Provido o primeiro recurso e improvido o segundo.Vistos, relatados e examinados os autos da Apelação Cível nº. 2008.001.60946, em que figuram como apelantes MANUELA PUGGINA LOJA e AEROLINEAS ARGENTINAS S.A. sendo apelados OS MESMOS.
ACORDAM os Desembargadores que compõem a Décima Nona Câmara Cível do Tribunal de Justiça do Estado do Rio de Janeiro em dar provimento ao primeiro recurso, apresentado pela autora, e negar provimento ao segundo, apresentado pela ré, nos termos do voto do relator, por unanimidade.

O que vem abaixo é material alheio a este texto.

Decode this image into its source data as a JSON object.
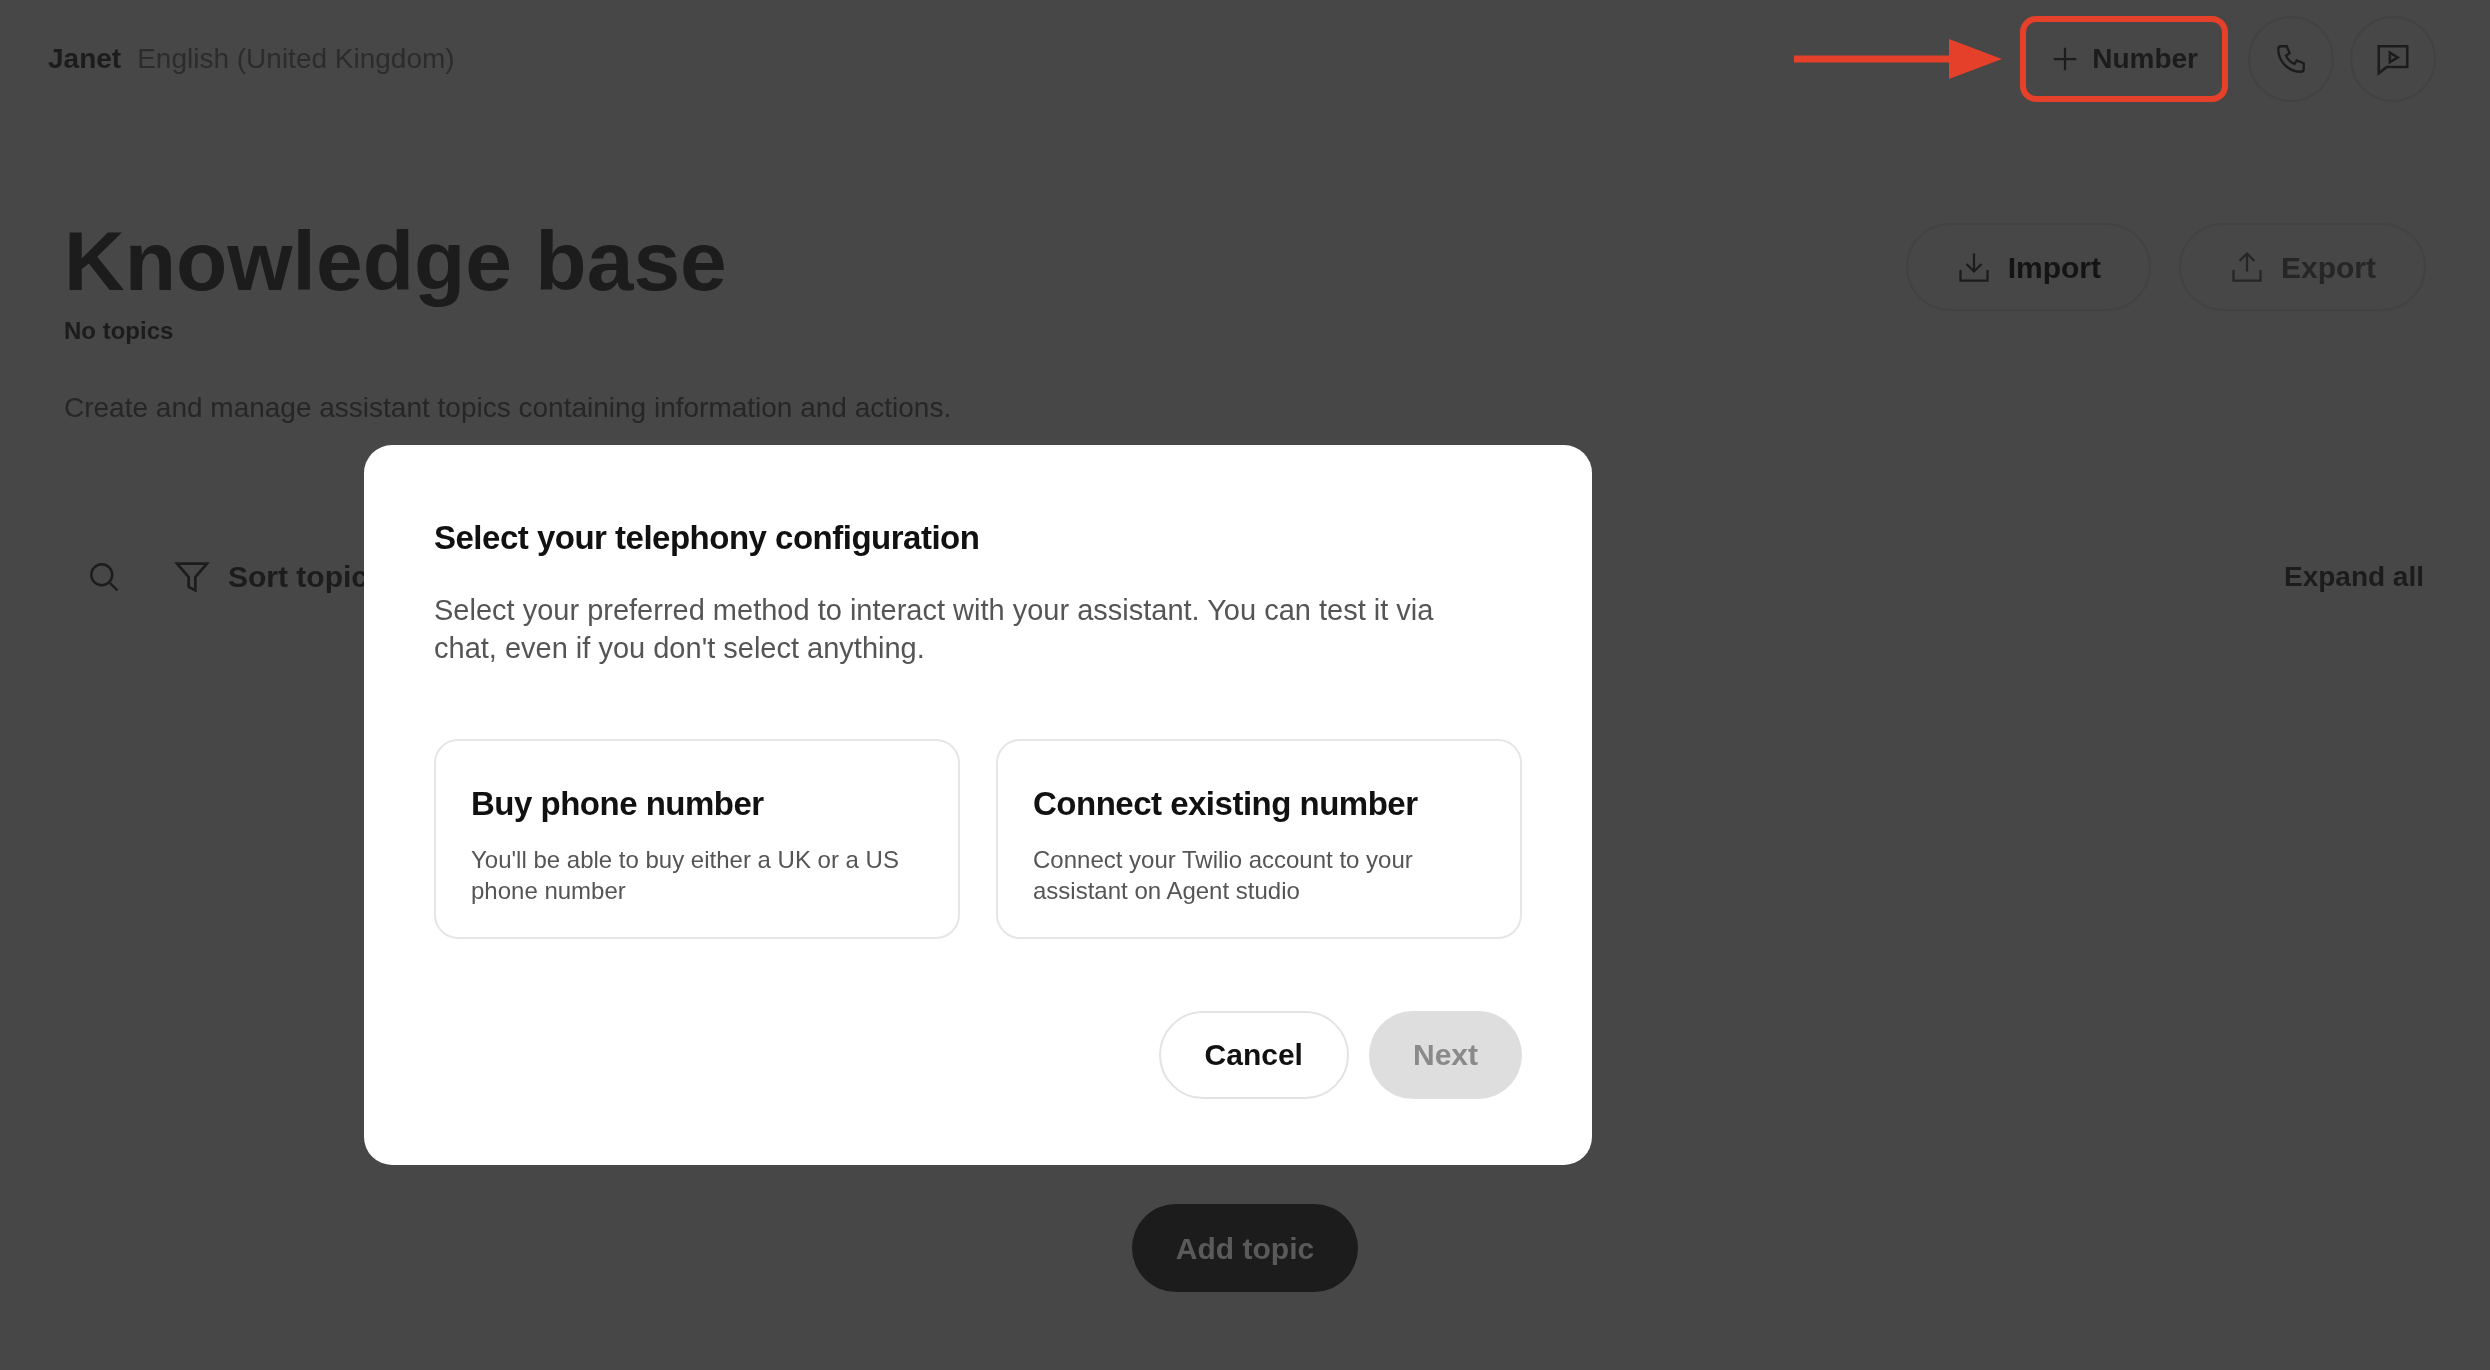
{
  "header": {
    "name": "Janet",
    "language": "English (United Kingdom)",
    "number_button": {
      "label": "Number",
      "highlighted": true
    }
  },
  "page": {
    "title": "Knowledge base",
    "subtitle": "No topics",
    "description": "Create and manage assistant topics containing information and actions.",
    "import_button": {
      "label": "Import",
      "disabled": false
    },
    "export_button": {
      "label": "Export",
      "disabled": true
    },
    "toolbar": {
      "sort_label": "Sort topic",
      "expand_all": "Expand all"
    },
    "add_topic": "Add topic"
  },
  "dialog": {
    "title": "Select your telephony configuration",
    "description": "Select your preferred method to interact with your assistant. You can test it via chat, even if you don't select anything.",
    "options": [
      {
        "title": "Buy phone number",
        "description": "You'll be able to buy either a UK or a US phone number",
        "selected": false
      },
      {
        "title": "Connect existing number",
        "description": "Connect your Twilio account to your assistant on Agent studio",
        "selected": false
      }
    ],
    "buttons": [
      {
        "label": "Cancel",
        "disabled": false
      },
      {
        "label": "Next",
        "disabled": true
      }
    ]
  }
}
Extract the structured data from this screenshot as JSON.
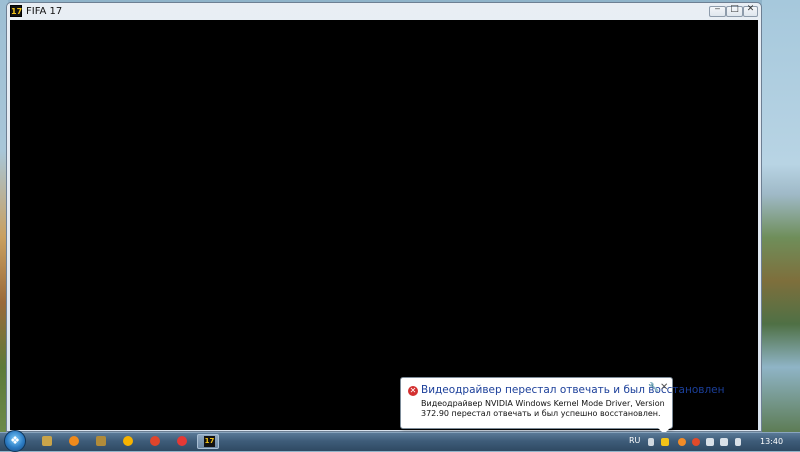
{
  "window": {
    "title": "FIFA 17",
    "app_icon_text": "17",
    "minimize": "‒",
    "maximize": "□",
    "close": "✕"
  },
  "notification": {
    "title": "Видеодрайвер перестал отвечать и был восстановлен",
    "body": "Видеодрайвер NVIDIA Windows Kernel Mode Driver, Version 372.90  перестал отвечать и был успешно восстановлен.",
    "error_glyph": "✕",
    "options_glyph": "🔧",
    "close_glyph": "✕"
  },
  "taskbar": {
    "start_glyph": "❖",
    "pinned": [
      {
        "name": "explorer",
        "color": "#c9a44a"
      },
      {
        "name": "media-player",
        "color": "#f08a1c"
      },
      {
        "name": "tool",
        "color": "#b08b3a"
      },
      {
        "name": "origin",
        "color": "#f7b300"
      },
      {
        "name": "app-red",
        "color": "#e0452c"
      },
      {
        "name": "yandex-browser",
        "color": "#e53935"
      }
    ],
    "active_task_text": "17",
    "language": "RU",
    "clock": "13:40"
  },
  "colors": {
    "title_blue": "#1b3f9a",
    "error_red": "#d32f2f",
    "taskbar": "#3e5c79"
  }
}
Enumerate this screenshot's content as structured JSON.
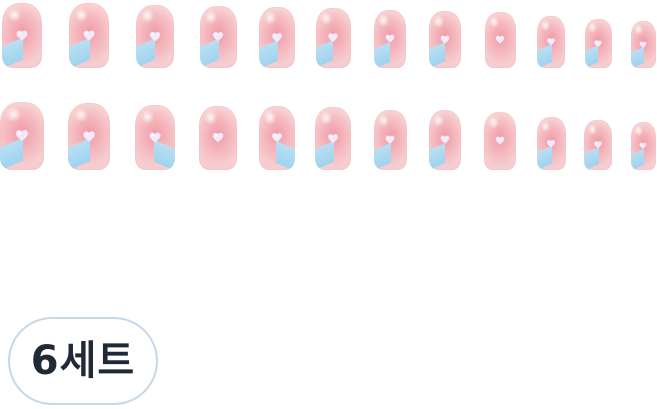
{
  "product": {
    "set_badge_label": "6세트",
    "colors": {
      "nail_base": "#f8d3d3",
      "nail_blush": "#ef9aa6",
      "tip_blue": "#a6d6ef",
      "heart": "#f4e9f7",
      "badge_border": "#c7d7e6",
      "badge_text": "#1f2a36"
    },
    "nail_design": {
      "icon": "heart-icon",
      "tip_style": "blue-side-tip"
    },
    "rows": [
      {
        "nails": [
          {
            "tip": "left"
          },
          {
            "tip": "left"
          },
          {
            "tip": "left"
          },
          {
            "tip": "left"
          },
          {
            "tip": "left"
          },
          {
            "tip": "left"
          },
          {
            "tip": "left"
          },
          {
            "tip": "left"
          },
          {
            "tip": "none"
          },
          {
            "tip": "left"
          },
          {
            "tip": "left"
          },
          {
            "tip": "left"
          }
        ]
      },
      {
        "nails": [
          {
            "tip": "left"
          },
          {
            "tip": "left"
          },
          {
            "tip": "right"
          },
          {
            "tip": "none"
          },
          {
            "tip": "right"
          },
          {
            "tip": "left"
          },
          {
            "tip": "left"
          },
          {
            "tip": "left"
          },
          {
            "tip": "none"
          },
          {
            "tip": "left"
          },
          {
            "tip": "left"
          },
          {
            "tip": "left"
          }
        ]
      }
    ]
  }
}
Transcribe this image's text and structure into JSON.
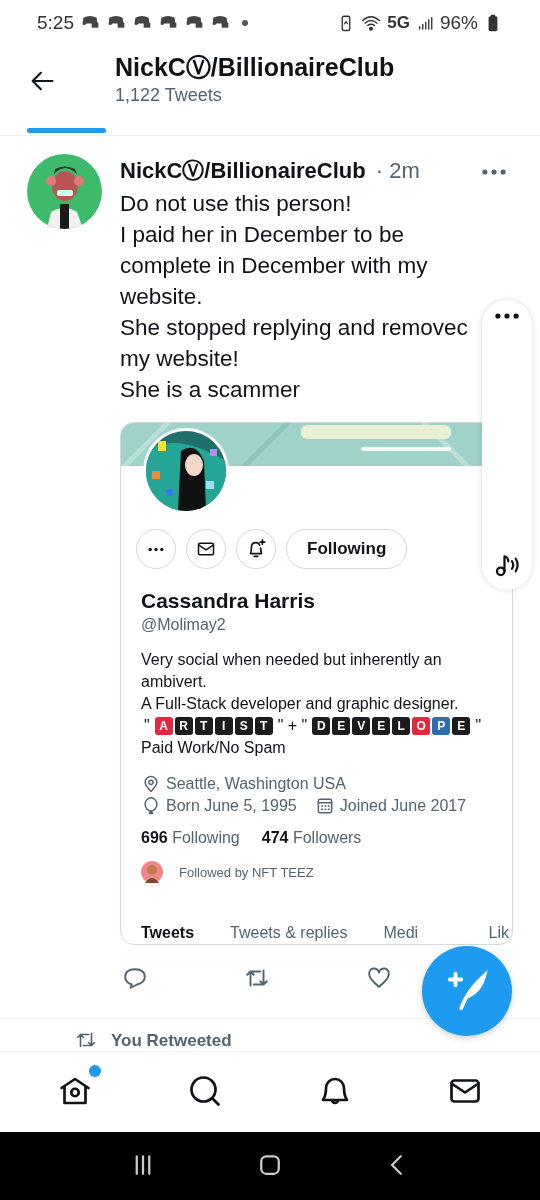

Trata-se de ação indenizatória onde alega a autora, em síntese, que permanecendo fora do país por cerca de 2 anos, utilizou-se dos serviços de transporte aéreo da ré para viajar de Sidney (Austrália) para o Rio de Janeiro, com conexão a ser feita em Buenos Aires; que o vôo partiu de Sidney com atraso de uma hora e meia, não sendo prestada qualquer informação pelos funcionários da ré acerca dos receios da autora de perder a conexão em Buenos Aires; que entre atraso e hora de vôo, decorreram 17 horas até que chegasse em Buenos Aires, sendo evidentes o cansaço; que ao desembarcar em Buenos Aires às 15:00 horas dirigiu-se às pressas para o balcão da ré buscando verificar se o vôo marcado para 14:55 horas rumo ao Rio de Janeiro ainda aguardava os passageiros, nada sendo informado vindo tanto a autora como outros passageiros a verificar que a conexão tinha sido perdida; que as bagagens tinham sido alocadas em outro terminal deixando os passageiros longo período sem seus pertences; que depois de três horas sem informação, foi informada por funcionários do aeroporto de que os funcionários da ré estavam em greve desde o momento em que o vôo saiu de Sidney, nada sendo, entretanto, informado à autora; que depois dos percalços para recuperar suas bagagens, não foi permitido o retorno para o setor de embarque onde somente estariam os passageiros a embarcar, vindo assim a ter de pernoitar na área comum do aeroporto, sem poder dormir ante o receio de ver sua bagagem furtada caso adormecesse; que a ré não forneceu qualquer estadia ou alimentação aos passageiros; que na manhã seguinte os passageiros se amontoavam no balcão da ré buscando vôos para São Paulo ou Rio de Janeiro; que somente chegou ao Rio de Janeiro em 12/01/2008 por volta de 11:00 horas, totalizando 37 horas de angustia, pelo que requereu ao final a procedência do pedido com a condenação da ré a indenização por dano moral em valor não inferior a 100 salários mínimos.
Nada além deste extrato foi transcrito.